Parenting advice

The week's best parenting advice: February 18, 2020

The problem with sleep coaches, the 10-minute homework rule, and more

1

The unregulated world of baby sleep consultants

There comes a point in a sleep-deprived parent's life when they will take any and all advice on offer if it will help their child sleep through the night. Thus, the rise of the sleep coaching industry. As The Wall Street Journal has reported, "these advisers help parents get babies to sleep on their own," and they charge anywhere "from about $300 for two weeks of consultations by phone and text to $7,500 for 72 hours of in-home coaching." Some parents absolutely swear by sleep coaches. But as Angela Hatem, neonatal nurse, sleep consultant, and founder of Taking Cara Babies, writes at Parents, "there are no governing bodies which monitor them," so you'll want to do some serious research before hiring.

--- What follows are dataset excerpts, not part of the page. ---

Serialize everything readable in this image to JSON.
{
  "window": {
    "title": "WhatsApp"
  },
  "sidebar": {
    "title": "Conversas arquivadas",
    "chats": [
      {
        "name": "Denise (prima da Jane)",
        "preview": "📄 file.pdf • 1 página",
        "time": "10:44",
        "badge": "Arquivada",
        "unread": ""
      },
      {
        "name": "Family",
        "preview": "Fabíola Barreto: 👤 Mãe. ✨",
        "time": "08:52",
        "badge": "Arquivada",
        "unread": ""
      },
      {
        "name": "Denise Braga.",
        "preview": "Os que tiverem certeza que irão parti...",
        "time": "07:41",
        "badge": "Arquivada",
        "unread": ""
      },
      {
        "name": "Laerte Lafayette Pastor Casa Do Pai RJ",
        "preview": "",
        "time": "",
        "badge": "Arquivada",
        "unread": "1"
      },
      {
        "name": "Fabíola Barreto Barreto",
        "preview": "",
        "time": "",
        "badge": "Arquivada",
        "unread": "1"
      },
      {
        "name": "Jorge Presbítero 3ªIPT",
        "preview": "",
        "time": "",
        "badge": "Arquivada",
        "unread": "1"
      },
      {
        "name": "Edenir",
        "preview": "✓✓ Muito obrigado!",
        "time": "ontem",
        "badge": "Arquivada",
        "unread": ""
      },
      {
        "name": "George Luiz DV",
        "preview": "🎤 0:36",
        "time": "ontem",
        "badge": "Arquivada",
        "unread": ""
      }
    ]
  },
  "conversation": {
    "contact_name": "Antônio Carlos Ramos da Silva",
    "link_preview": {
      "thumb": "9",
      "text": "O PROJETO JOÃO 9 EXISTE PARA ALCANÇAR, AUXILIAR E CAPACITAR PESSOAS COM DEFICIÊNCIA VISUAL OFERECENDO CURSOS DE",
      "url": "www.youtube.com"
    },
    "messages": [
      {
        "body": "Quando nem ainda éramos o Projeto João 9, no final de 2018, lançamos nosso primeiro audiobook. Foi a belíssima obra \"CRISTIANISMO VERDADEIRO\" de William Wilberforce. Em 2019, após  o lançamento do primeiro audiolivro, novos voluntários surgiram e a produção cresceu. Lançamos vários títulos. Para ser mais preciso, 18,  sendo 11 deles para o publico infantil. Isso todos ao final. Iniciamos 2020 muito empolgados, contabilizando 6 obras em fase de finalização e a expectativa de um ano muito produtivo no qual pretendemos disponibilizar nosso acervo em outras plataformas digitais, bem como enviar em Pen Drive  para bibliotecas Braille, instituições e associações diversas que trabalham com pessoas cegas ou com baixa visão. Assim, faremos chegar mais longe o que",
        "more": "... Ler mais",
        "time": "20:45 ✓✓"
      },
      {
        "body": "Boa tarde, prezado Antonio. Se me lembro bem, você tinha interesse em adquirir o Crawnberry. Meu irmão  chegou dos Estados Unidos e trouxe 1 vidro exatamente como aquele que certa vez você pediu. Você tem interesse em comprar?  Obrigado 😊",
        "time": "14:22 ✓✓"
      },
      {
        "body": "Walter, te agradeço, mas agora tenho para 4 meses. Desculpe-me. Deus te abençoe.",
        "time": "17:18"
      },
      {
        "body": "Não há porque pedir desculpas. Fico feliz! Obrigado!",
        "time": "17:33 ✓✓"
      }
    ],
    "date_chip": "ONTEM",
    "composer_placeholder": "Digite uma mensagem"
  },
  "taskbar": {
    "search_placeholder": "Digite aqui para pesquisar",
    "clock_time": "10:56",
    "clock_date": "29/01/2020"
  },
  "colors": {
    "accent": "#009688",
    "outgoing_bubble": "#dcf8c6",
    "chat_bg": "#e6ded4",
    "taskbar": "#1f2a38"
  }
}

Check their qualifications and ask for references. If you're literally too tired to do any of this, Hatem suggests parents at least hire "a consultant whose mission and heart aligns with theirs."

2

Did you do your homework?

"The homework debate has raged for decades," writes Claire Gillespie at The Week. Is it good or bad? How much is too much? Kimberly Berens, Ph.D., founder of the Fit Learning program, calls homework "perhaps the number one destroyer of family life in America." But for every homework skeptic, there's a defender, Gillespie says. Duke University professor of psychology and neuroscience Harris Cooper notes in his research that homework teaches self-discipline, inquisitiveness, and independent problem-solving skills. He created an unofficial homework standard called the "10-minute rule," which recommends a daily maximum of 10 minutes of homework per grade level. Interesting, but what if your kid is really struggling to study? Educators can help. Cathy Vatterott, professor of education and author of Rethinking Homework: Best Practices That Support Diverse Needs, suggests teachers abandon the "one size fits all" model for homework and instead offer students a choice of assignments, essentially giving them more ownership of their work.

3

The childcare dilemma

Every working parent at some point asks themselves the same question: Is my job worth the extreme costs of childcare? It's a difficult calculation to make, especially when you add in the emotional costs — the pangs of guilt that hit when you're dropping the kids off at daycare. As author Lindsay Powers notes at NYT Parenting, on average, childcare in America is more expensive than annual college tuition and monthly rent. When she and her husband were spending upwards of $50,000 a year on care for their two kids, she learned to think of it as an investment in their careers. "It is not a sunk cost," she writes. "Just as I'd invested in my future by taking on debt for college, we are investing in our future earnings by devoting capital to childcare in the short-term. We are also investing in our children's futures by enrolling them in high-quality care." Hear, hear.

4

Politics in the classroom

Should teachers be apolitical? Bret Turner, a first-grade teacher, grapples with this question, especially when his students are fearful and confused about politics and news events. "As much as we strive to be moderators and facilitators of learning," he writes at The Week, "there are times when we have to be clear and unequivocal about facts." On topics like guns, war, and immigration, he uses the school's mission statement as a point of reference for tolerance, pointing out how a politician's words or actions align or conflict with these shared values. But he doesn't brush political questions under the rug. "You don't need to tell kids who you voted for, or what political party you belong to," he says. "But when you see injustices, unkind words, and threats to the safety of your students, just saying 'everyone can believe what they want' actually does more harm than good."

5

Tiny narcissists

Why are toddlers obsessed with selfies? No doubt many parents have deleted dozens — if not hundreds — of poorly framed up-close shots of their kid's face from their phones. Ashley Fetters at The Atlantic concludes that, developmentally, this behavior from a toddler makes a lot of sense. "Commandeering a camera phone to take pictures of one's face is a perfect blend of things toddlers love: seeing their own face and body, being in control of a device, and doing stuff grown-ups do." But is this kind of screen time dangerous? Christine McLean, who teaches in the Children and Youth Study department at Nova Scotia's Mount Saint Vincent University, told Fetters it's better than playing games or watching videos. In fact, parents should embrace these "precious mementos," she said. "Toddlers think that they are amazing. This is a time when children are so unselfconscious, so accepting of how they look and who they are."